He went to the telegraph office, after leaving the ministry, and sent a despatch to Angelo Valla, at Paris, in which he asked the Venetian to join him in Florence. Valla had assured him that he could rely on him for any service; and Varhely left Vienna, certain that he should find Manin’s old minister at Florence.
“After all, he has not changed so much,” he said to himself, thinking of Josef Ladany. “Without his aid, Menko would certainly have escaped me. Ladany has taken the times as they are: Zilah and I desire to have them as they should be. Which is right?”
Then, while the train was carrying him to Venice, he thought: Bah! it was much better to be a dupe like himself and Zilah, and to die preserving, like an unsurrendered flag, one’s dream intact.
To die?
Yes! After all, Varhely might, at this moment, be close to death; but, whatever might be the fate which awaited him at the end of his journey, he found the road very long and the engine very slow.
At Venice he took a train which carried him through Lombardy into Tuscany; and at Florence he found Angelo Valla.
The Italian already knew, in regard to Michel Menko, all that it was necessary for him to know. Before going to London, Menko, on his return from Pau, after the death of his wife, had retired to a small house he owned in Pistoja; and here he had undoubtedly gone now.

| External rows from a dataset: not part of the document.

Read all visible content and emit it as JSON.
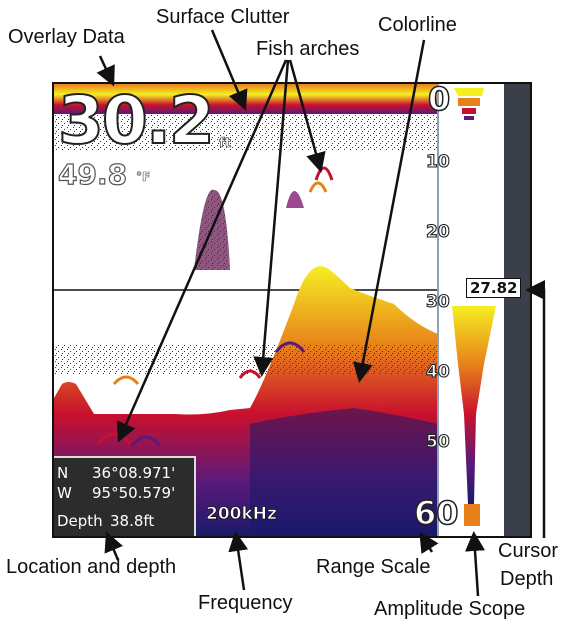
{
  "callouts": {
    "overlay_data": "Overlay Data",
    "surface_clutter": "Surface Clutter",
    "fish_arches": "Fish arches",
    "colorline": "Colorline",
    "location_depth": "Location and depth",
    "frequency": "Frequency",
    "range_scale": "Range Scale",
    "cursor_depth_line1": "Cursor",
    "cursor_depth_line2": "Depth",
    "amplitude_scope": "Amplitude Scope"
  },
  "overlay": {
    "depth": "30.2",
    "depth_unit": "ft",
    "temperature": "49.8",
    "temperature_unit": "°F"
  },
  "range_scale": [
    "0",
    "10",
    "20",
    "30",
    "40",
    "50",
    "60"
  ],
  "location": {
    "lat_label": "N",
    "lat": "36°08.971'",
    "lon_label": "W",
    "lon": "95°50.579'",
    "depth_label": "Depth",
    "depth_value": "38.8ft"
  },
  "frequency": "200kHz",
  "cursor_depth": "27.82",
  "colors": {
    "sonar_yellow": "#f5ef22",
    "sonar_orange": "#e8801a",
    "sonar_red": "#c8102e",
    "sonar_purple": "#5a1a7a",
    "sonar_blue": "#1a1a6a",
    "side_bar": "#3a3f4a"
  }
}
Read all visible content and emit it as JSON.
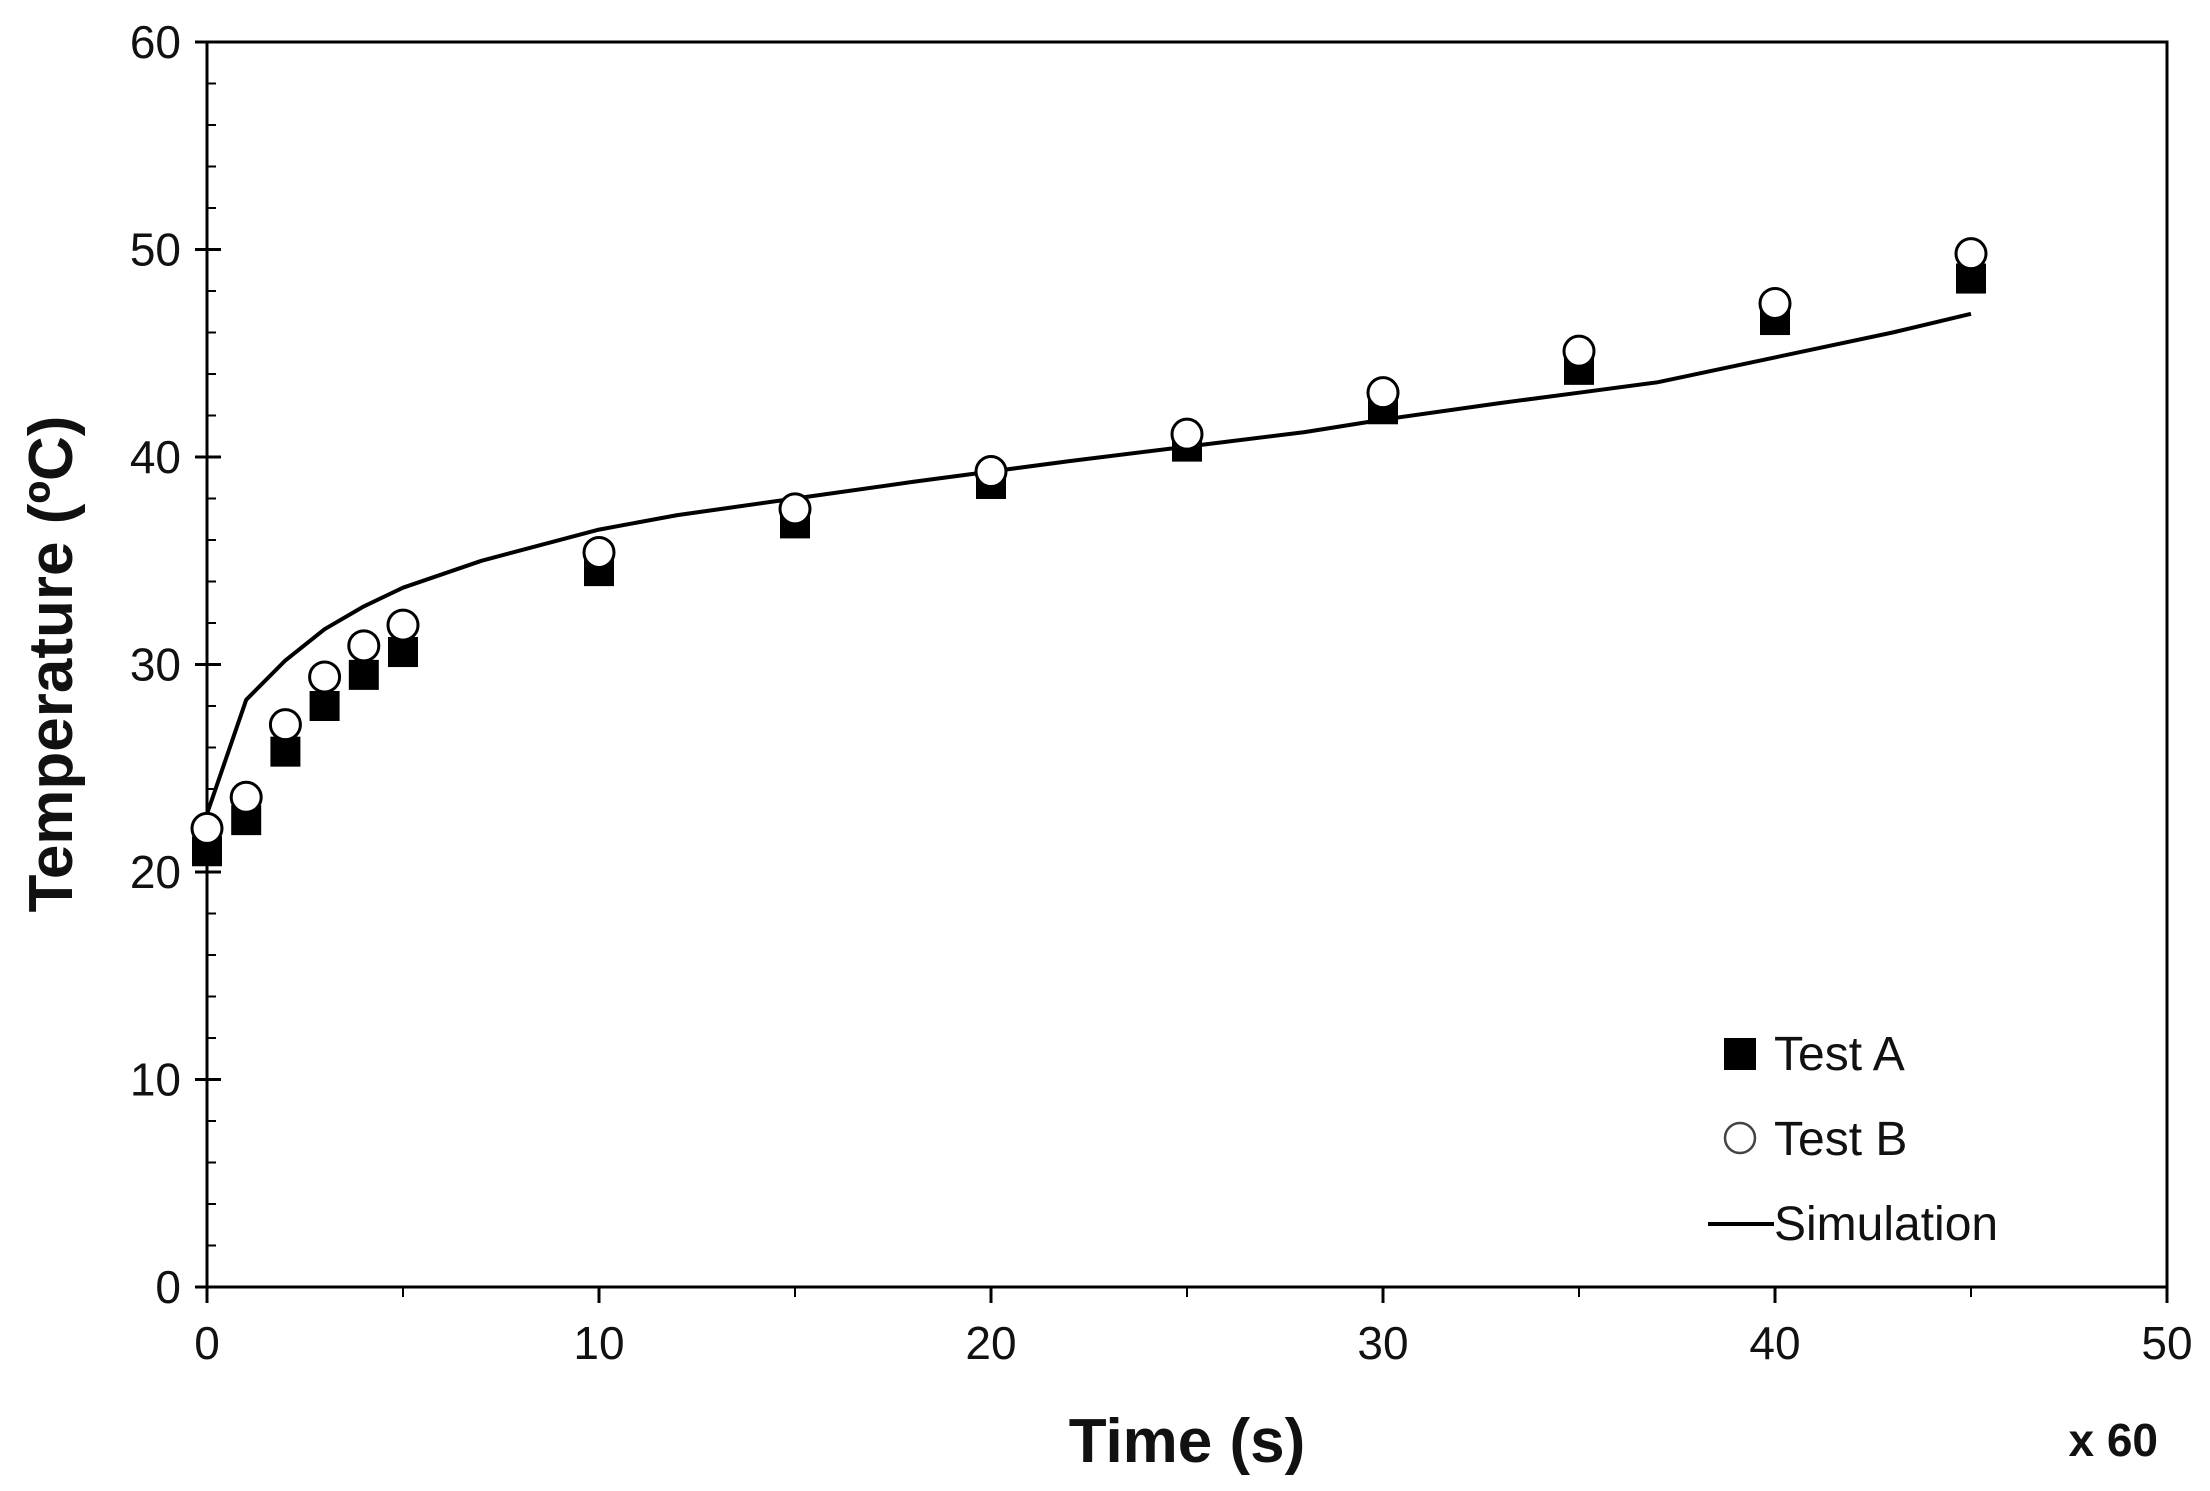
{
  "chart_data": {
    "type": "scatter",
    "title": "",
    "xlabel": "Time (s)",
    "ylabel": "Temperature (ºC)",
    "x_multiplier": "x 60",
    "xlim": [
      0,
      50
    ],
    "ylim": [
      0,
      60
    ],
    "x_ticks": [
      0,
      10,
      20,
      30,
      40,
      50
    ],
    "y_ticks": [
      0,
      10,
      20,
      30,
      40,
      50,
      60
    ],
    "legend_position": "bottom-right",
    "grid": false,
    "series": [
      {
        "name": "Test A",
        "kind": "marker",
        "marker": "filled-square",
        "color": "#000000",
        "x": [
          0,
          1,
          2,
          3,
          4,
          5,
          10,
          15,
          20,
          25,
          30,
          35,
          40,
          45
        ],
        "y": [
          21.0,
          22.5,
          25.8,
          28.0,
          29.5,
          30.6,
          34.5,
          36.8,
          38.7,
          40.5,
          42.3,
          44.2,
          46.6,
          48.6
        ]
      },
      {
        "name": "Test B",
        "kind": "marker",
        "marker": "open-circle",
        "color": "#000000",
        "x": [
          0,
          1,
          2,
          3,
          4,
          5,
          10,
          15,
          20,
          25,
          30,
          35,
          40,
          45
        ],
        "y": [
          22.1,
          23.6,
          27.1,
          29.4,
          30.9,
          31.9,
          35.4,
          37.5,
          39.3,
          41.1,
          43.1,
          45.1,
          47.4,
          49.8
        ]
      },
      {
        "name": "Simulation",
        "kind": "line",
        "color": "#000000",
        "x": [
          0,
          1,
          2,
          3,
          4,
          5,
          7,
          10,
          12,
          15,
          18,
          20,
          22,
          25,
          28,
          30,
          33,
          35,
          37,
          40,
          43,
          45
        ],
        "y": [
          22.8,
          28.3,
          30.2,
          31.7,
          32.8,
          33.7,
          35.0,
          36.5,
          37.2,
          38.0,
          38.8,
          39.3,
          39.8,
          40.5,
          41.2,
          41.8,
          42.6,
          43.1,
          43.6,
          44.8,
          46.0,
          46.9
        ]
      }
    ]
  }
}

It was a house built on the side of a hill, and surrounded with olive-trees. Varhely and Valla waited at the hotel until one of Balla’s friends, who lived at Pistoja, should inform him of the arrival of the Hungarian count. And Menko did, in fact, come there three days after Varhely reached Florence.
“To-morrow, my dear Valla,” said Yanski, “you will accompany me to see Menko?”
“With pleasure,” responded the Italian.
Menko’s house was some distance from the station, at the very end of the little city.
The bell at the gate opening into the garden, had been removed, as if to show that the master of the house did not wish to be disturbed. Varhely was obliged to pound heavily upon the wooden barrier. The servant who appeared in answer to his summons, was an Hungarian, and he wore the national cap, edged with fur.
“My master does not receive visitors,” he answered when Yanski asked him, in Italian, if Count Menko were at home.
“Go and say to Menko Mihaly,” said Varhely, this time in Hungarian, “that Count Varhely is here as the representative of Prince Zilah!”
The domestic disappeared, but returned almost immediately and opened the gate. Varhely and Valla crossed the garden, entered the house, and found themselves face to face with Menko.
Varhely would scarcely have recognized him.
The former graceful, elegant young man had suddenly aged: his hair was thin and gray upon the temples, and, instead of the carefully trained moustache of the embassy attache, a full beard now covered his emaciated cheeks.